O dönem kimileri naif bir şekilde “yapmayın, bu yasa döner sizi de vurur” diye uyardılar. Ama uyaranlar hala asıl meseleyi anlamıyorlardı. “Söz konusu vatansa gerisi teferruattır” diyen bir düzen temsilcisini, bu değişikliğin onları da vuracağı olgusuyla korkutmaya çalışmak... Heyhat! Bunun ne önemi var ki! Eğer Kürt halkının sesi kısılacaksa, eğer emekçilerin düzeni sarsan isyanlarının önü alınacaksa, varsın bu yasa değişikliği kendilerine karşı da kullanılsın, ne çıkar!

Evet, CHP’den ve Kılıçdaroğlu’ndan bahsediyoruz. Hala “tek adam rejimini” değiştirmek, “Saray faşizmini geriletmek” adına kimilerinin medet umduğu CHP’den... Sanki CHP’nin “iktidarı almak” gibi bir derdi varmış gibi! Böyle bir amaçları yoktu, olmadı. Bunu her “keskin dönemeçte” o çok laf saydırdıkları “tek adam”a koltuk değneği olmayı sektirmeyerek, “adam kazandı” diyerek, referandum gecesi milleti YSK önünden geri çekerek... daha sayılamayacak denli “kritik destek” sunarak gösterdi CHP ve Kılıçdaroğlu.

Daha önce de dikkat çektik. Dinci faşist iktidar, Hitlervari bir faşist diktatörlük kurma yolunda. Sermaye sınıfının (ve emperyalistlerin) genel çıkarları ile RTE ve şürekasının kişisel çıkarları bu noktada örtüşüyor.

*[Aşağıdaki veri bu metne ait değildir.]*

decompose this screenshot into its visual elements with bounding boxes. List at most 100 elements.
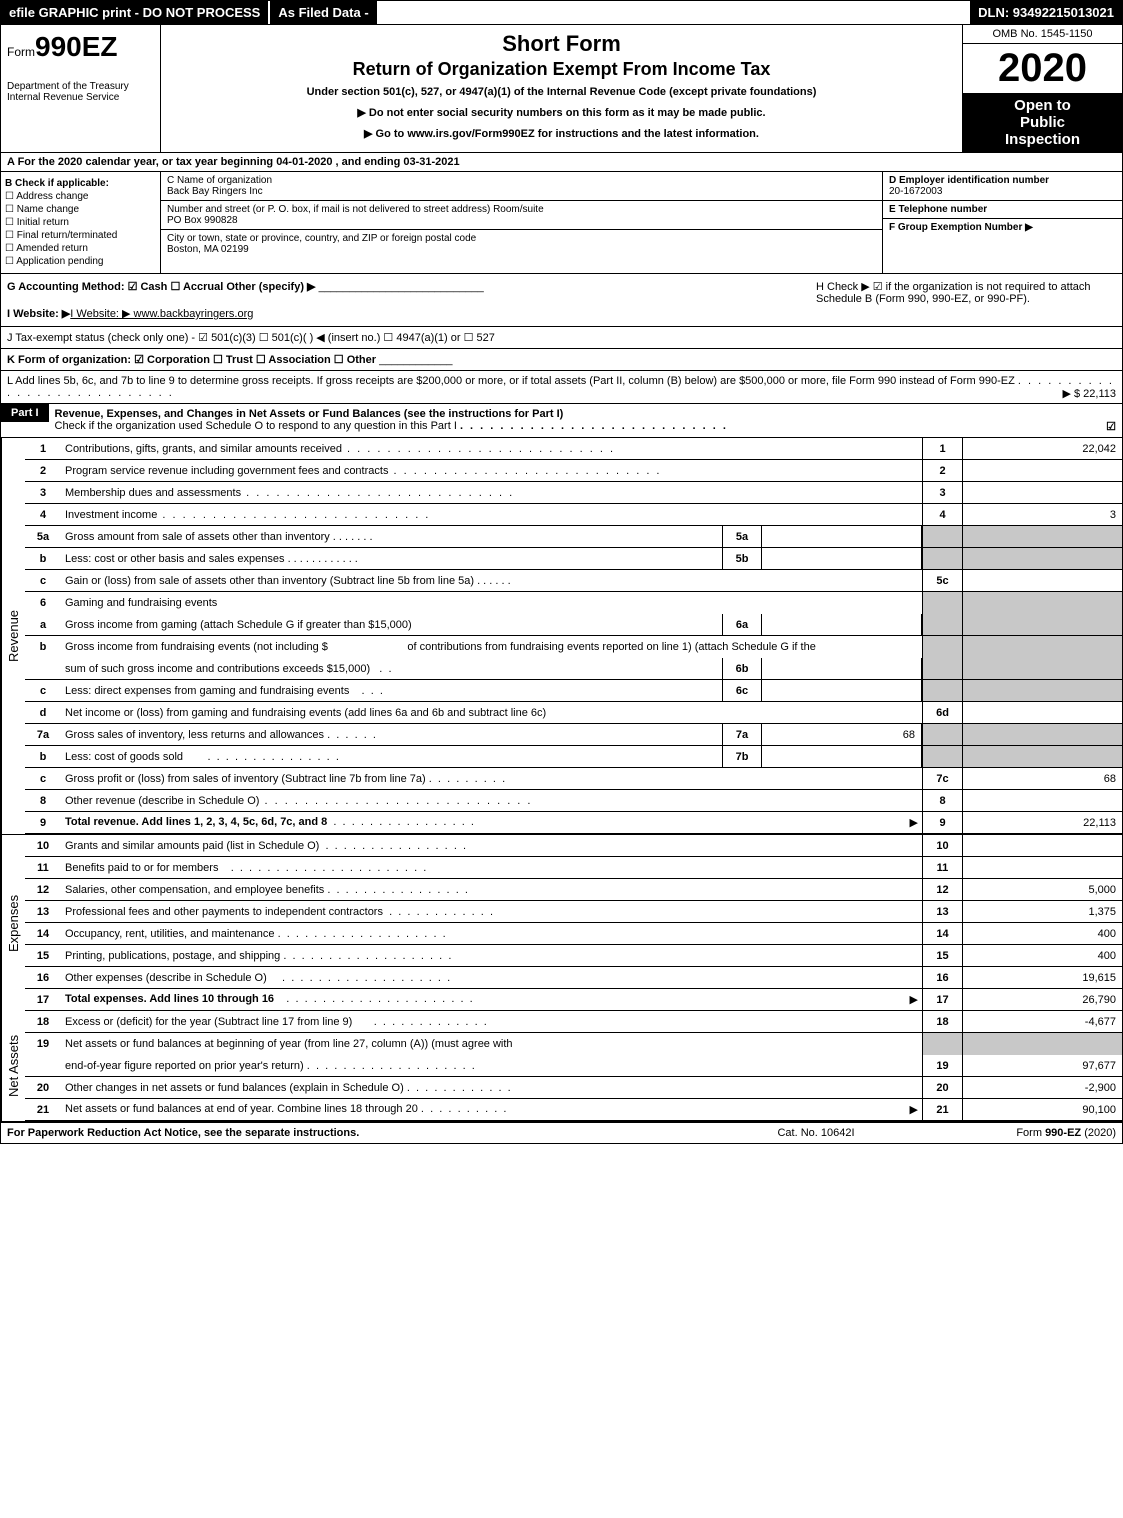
check-initial[interactable]: ☐ Initial return	[5, 217, 156, 228]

Ve düzenin acelesi var. İçeride işler kontrolden çıkmış durumda. Dışarıda ise büyük bir yıkım savaşının, bir dünya savaşının bulutları dolanıp duruyor. Bu şartlar altında topyekun bir faşist diktatörlük ile duruma hakim olabilecekleri hesabı içindeler. Ve bu yönelim sırasında “sürtünme etkisi” gösteren her burjuva kurum da artık dinci faşizmin atış menziline giriyor. Buna Anayasa Mahkemesi de dahil, Kılıçdaroğlu ve CHP’si de, diğer ayak sürüyen burjuva güçler de. Hatta ve hatta kelimenin gerçek anlamında bir boş kabuk olan, bir hiç olan Meclis de!..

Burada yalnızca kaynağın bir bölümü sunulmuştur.